De verwachtingen waren dan ook niet hooggespannen, maar van een openingsfilm verwacht je ten minste een onderhoudende film. En dat is Coixet nèt niet gelukt met dit op feiten gebaseerde relaas van een gedoemde reis van de echtgenote van Noordpoolontdekker Robert Peary. Als Josephine (Juliette Binoche) verneemt dat haar man op het punt staat om als eerste mens de Noordpool te bereiken, besluit ze hem achterna te reizen. Hij vertrok begin 1909 vanaf Canada, hield Groenland aan zijn rechterzijde en bereikte na een barre tocht van anderhalve maand op 6 april 1909 de Noordpool. Vastberaden hem op zijn terugtocht in de armen te sluiten, slaat ze de waarschuwingen van ervaren poolgangers en Inuit in de ijswind.

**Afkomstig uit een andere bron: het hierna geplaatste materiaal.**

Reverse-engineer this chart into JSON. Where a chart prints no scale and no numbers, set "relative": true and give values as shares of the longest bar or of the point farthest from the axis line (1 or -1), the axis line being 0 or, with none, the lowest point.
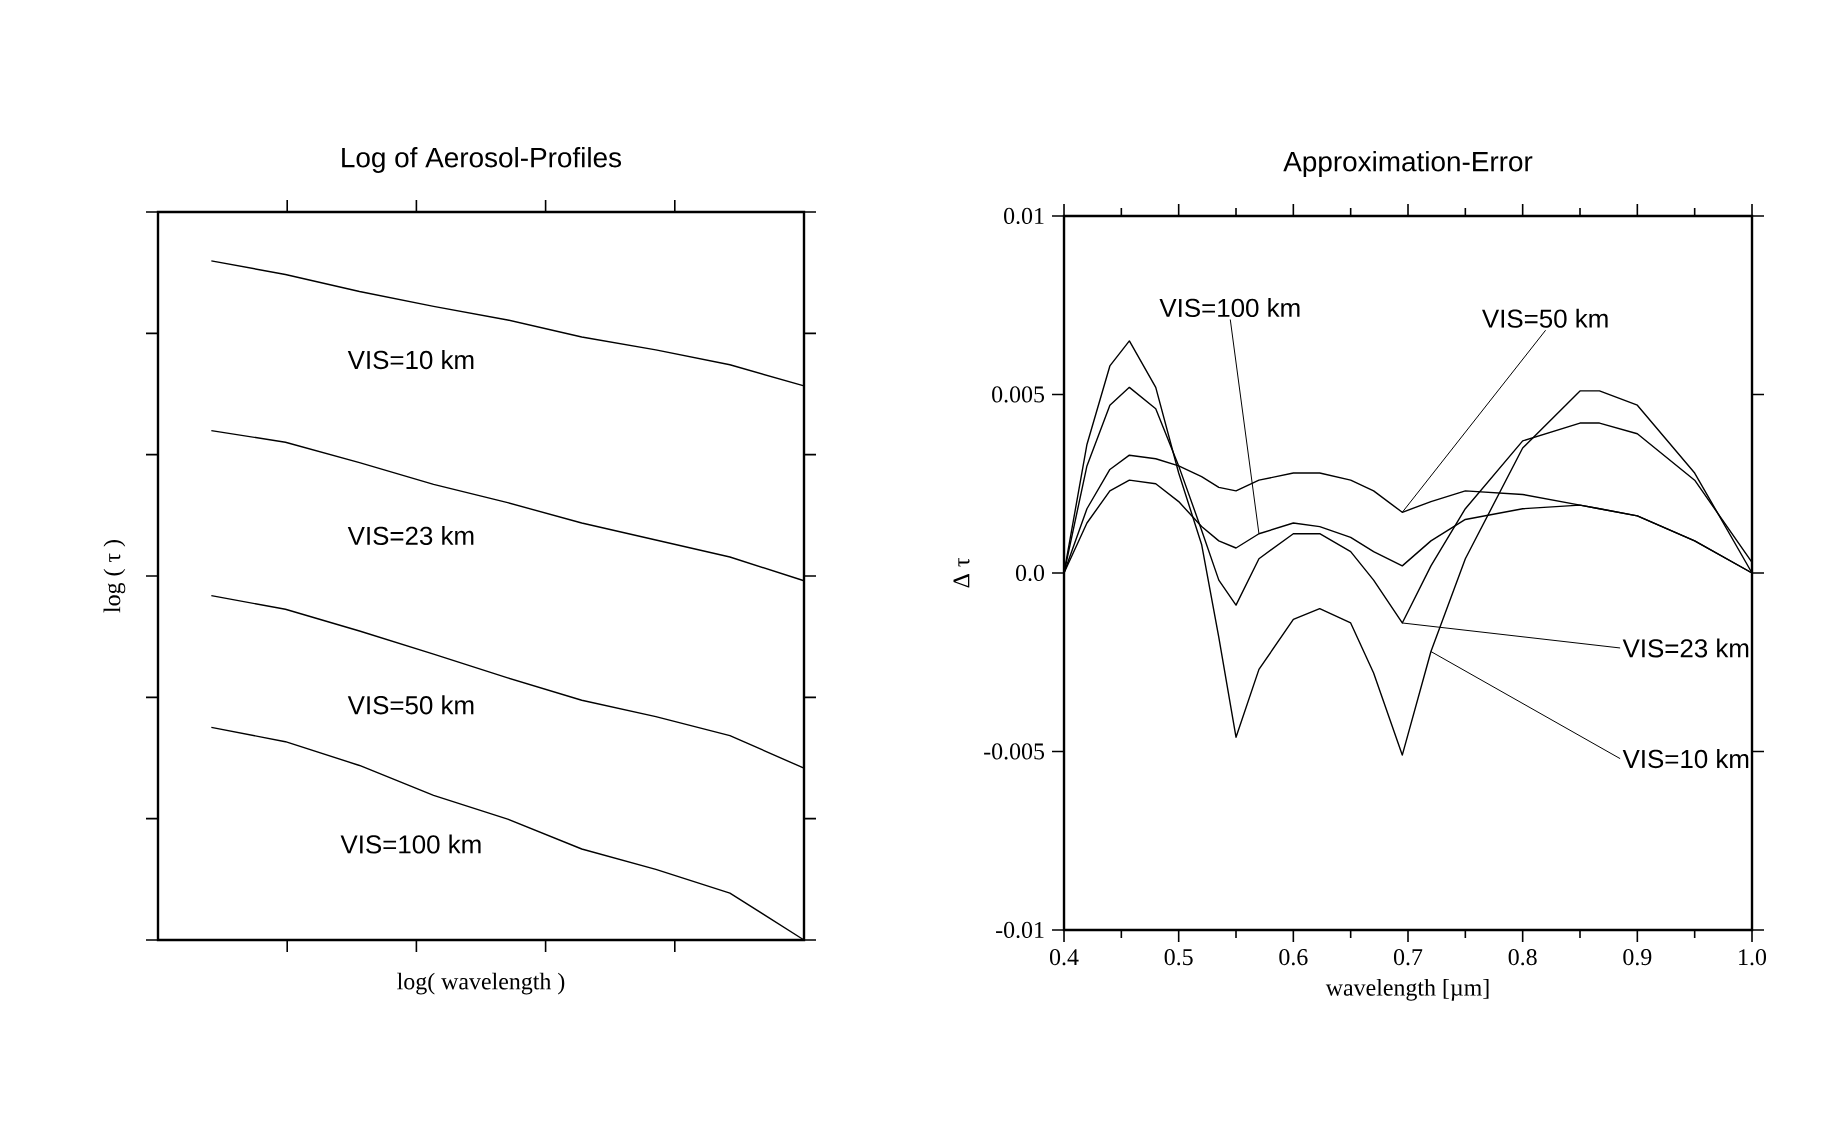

Tijdens Josephines reis doorstaat ze de ene –prachtig in beeld gebrachte- beproeving na de andere, maar echt raken doet het niet. Haar personage is met slechts enkele primaire trekken opgezadeld door scriptschrijver Miguel Barros, en ondanks alle tranen, al het geknies en geschreeuw maken we maar geen contact met de precieuse dame. De emotionele Inuit Allaka (Rinko Kikuchi), die maanden met Josephine doormaakt in een provisorisch kamp rond de Poolcirkel, contrasteert in eerste instantie prettig, maar de gekmakende herhaling in het script doet in samenspel met de nadrukkelijke voice-over én de dichtgesmeerde muziekscore ook deze potentieel meest interessante relatie de das om. Wat rest zijn de wonderschone beelden.